A lot of people have already weighed in on the $60 cost for instant-level 90 WoW characters, but let’s tackle this topic a week late and a dollar short. The funny thing is some people were actually surprised the price was so low. After all, the reasoning goes, it would cost more to buy another boxed set + expansion + character transfer to your main account.

Personally, the discussion regarding the “reasonableness” merely cements in my mind how completely unmoored from reality one can get in the midst of an infatuation. I mean, in the context of a game with $25 mounts and $25 to have your character transferred to different servers (in a completely automated fashion), sure, $60 sounds kind of like par for the course.

At the appropriate distance, on the other hand, it’s fucking absurd. That’s an entirely new AAA game.

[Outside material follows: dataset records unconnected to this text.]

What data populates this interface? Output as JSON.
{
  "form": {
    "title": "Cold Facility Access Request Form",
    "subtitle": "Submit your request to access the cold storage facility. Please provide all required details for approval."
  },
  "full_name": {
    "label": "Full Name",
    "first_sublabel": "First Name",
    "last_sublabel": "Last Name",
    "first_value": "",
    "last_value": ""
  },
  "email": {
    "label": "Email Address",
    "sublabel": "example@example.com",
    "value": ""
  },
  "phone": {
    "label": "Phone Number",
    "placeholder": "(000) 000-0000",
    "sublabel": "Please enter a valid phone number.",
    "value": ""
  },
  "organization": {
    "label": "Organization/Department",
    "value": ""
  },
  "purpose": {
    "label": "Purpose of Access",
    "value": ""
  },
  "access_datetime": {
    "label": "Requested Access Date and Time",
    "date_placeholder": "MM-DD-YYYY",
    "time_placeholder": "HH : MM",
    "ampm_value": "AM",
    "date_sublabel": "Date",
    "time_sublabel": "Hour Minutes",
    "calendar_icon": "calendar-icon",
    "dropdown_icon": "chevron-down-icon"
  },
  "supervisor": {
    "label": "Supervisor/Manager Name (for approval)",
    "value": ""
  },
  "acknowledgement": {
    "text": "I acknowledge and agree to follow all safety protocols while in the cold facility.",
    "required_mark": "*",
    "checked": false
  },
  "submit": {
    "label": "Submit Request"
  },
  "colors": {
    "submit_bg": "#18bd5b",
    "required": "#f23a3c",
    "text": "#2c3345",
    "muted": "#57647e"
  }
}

With the current Steam sale, that’s FFXIV plus four months of playtime. Hell, that’s four months of WoW game time. It’s the same sort of logic that considers it reasonable to suggest “investing” $20 into a F2P app like Dungeon Keeper.

Nevermind that Blizzard was giving away level 80 characters for free almost exactly two years ago. But hey, what a happy coincidence that the Scroll of Resurrection “ran out of chargeson the exact day of the $60 purchase leak.

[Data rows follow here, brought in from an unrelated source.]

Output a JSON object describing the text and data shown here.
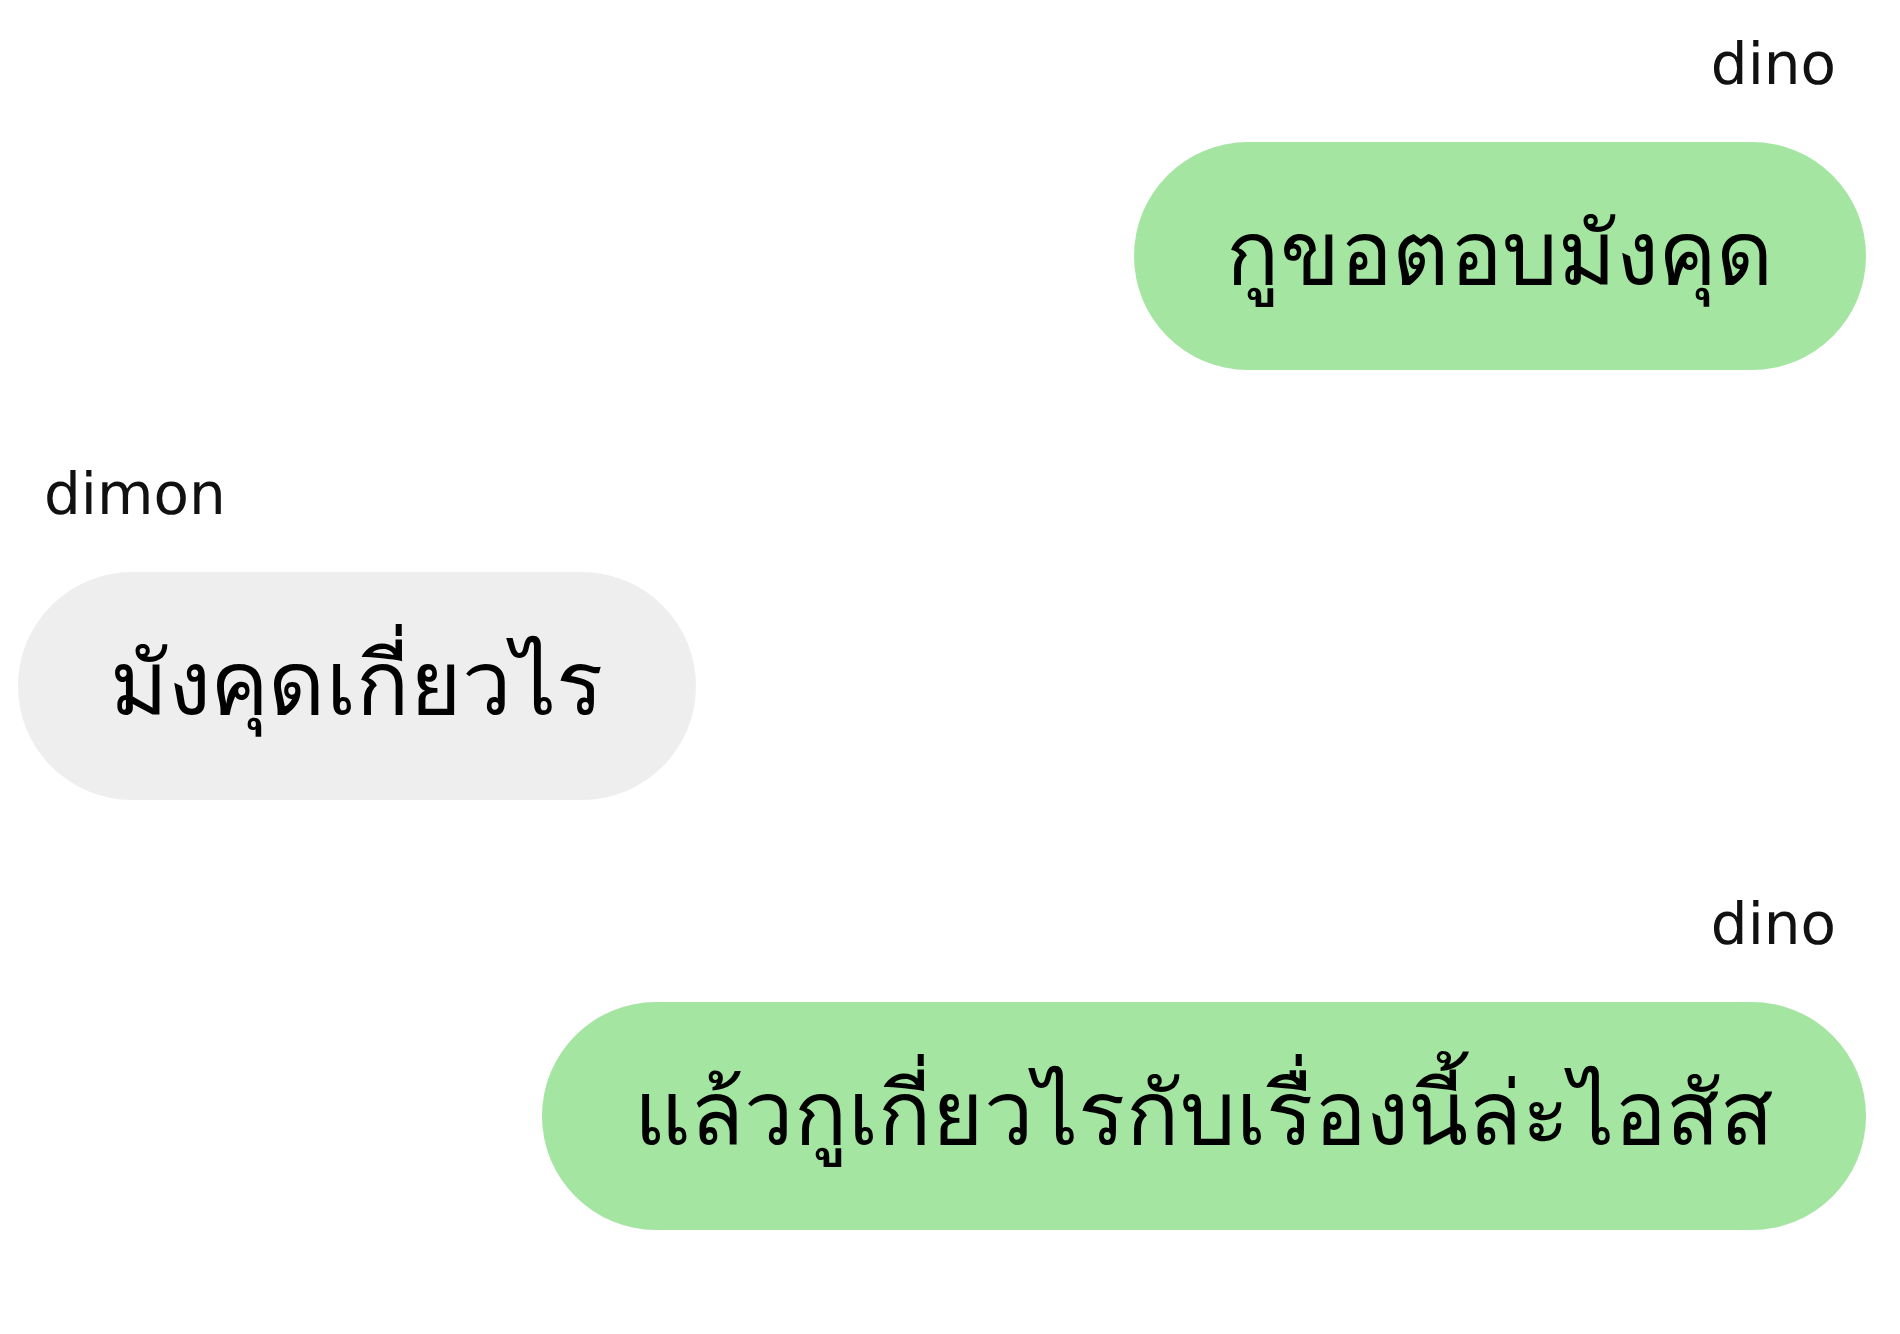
{
  "messages": [
    {
      "kind": "sent",
      "sender": "dino",
      "text": "กูขอตอบมังคุด"
    },
    {
      "kind": "received",
      "sender": "dimon",
      "text": "มังคุดเกี่ยวไร"
    },
    {
      "kind": "sent",
      "sender": "dino",
      "text": "แล้วกูเกี่ยวไรกับเรื่องนี้ล่ะไอสัส"
    }
  ]
}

The value of anything is subjective, true. Different people have different levels of disposable income, tastes, desires, and sees their gameplay time as more or less important. That being said, the fundamental constant in all this is opportunity cost. Sixty dollars here is sixty dollars not over there. Blizzard is banking (perhaps literally) on players not thinking their options through. I could give you a dozen game suggestions, any one of which could provide more entertainment per dollar than this exchange, even if you play WoW for 4+ hours a day.

Hell, the more you play WoW, the less sense $60 makes; heirlooms and guild mates could power-level you in a weekend. Recruit-a-Friend makes it so you could do it solo even faster, at a fraction of the cost (not to mention netting you three high-level characters). Seriously, do the math: the base warchest is $12.50 on Amazon and includes a free month, but the next month is also free since the veteran account gets it as well, just in case your casual dual-boxing takes a bit longer. So you get one level 85 and 42 bonus levels on whatever character for $12.50. Or you can purchase a second level 85 for an additional $25. Or take all of it over two months for $42.50.

Or, you know, $60 for one dude, I guess.

Trouble is that Blizzard put themselves in somewhat of an awkward scenario here. I would have suggested $25 as being an appropriate price for instant level 90 – the equivalent of a server transfer without destroying the original – but as with anything RMT, its mere existence instantly puts a price on everyone’s gameplay. Even now, there are people straining to control their incredulity regarding my suggestion that it cost $25. “Oh, $40 is the least it should cost!” “They’d be justified in pricing it at $100!” All of which is silly, because I just told you the price of a may-as-well-be-instant level 85 is $12.50 on Amazon.

Time will eventually tell whether the price of the character boost will be $60 or something else. Perhaps it will debut at that price to make the preorder of the next expansion seem like such a good deal, and then eventually get discounted. What isn’t particularly up for debate is that something was necessary. WoW has been hemorrhaging subscribers for years, and even though the flow has been staunched for now, the largest potential growth market continues to be ex-WoW players and not new ones.

I am not particularly convinced, however, luring ex-players into the Draenor expansion is going to make them consider $60 to boost their alts out of Cataclysm hell to be reasonable. After all, it is only after you unsubscribe that you realize the fragility of the “$15/month is cheaper than anything” argument. It may actually still be cheaper than many alternatives, but if you at any point deviate from that narrow path onto character transfer-land or RMT mounts, a single Humble Bundle or Steam sale can demolish you in dollar per fun. I played Terraria and Don’t Starve for 60 hours apiece. A subscription might get you 80 hours for the same price, but it’s the wrong comparison. How does 60 hours stack up against a name change? Or that shiny new mount?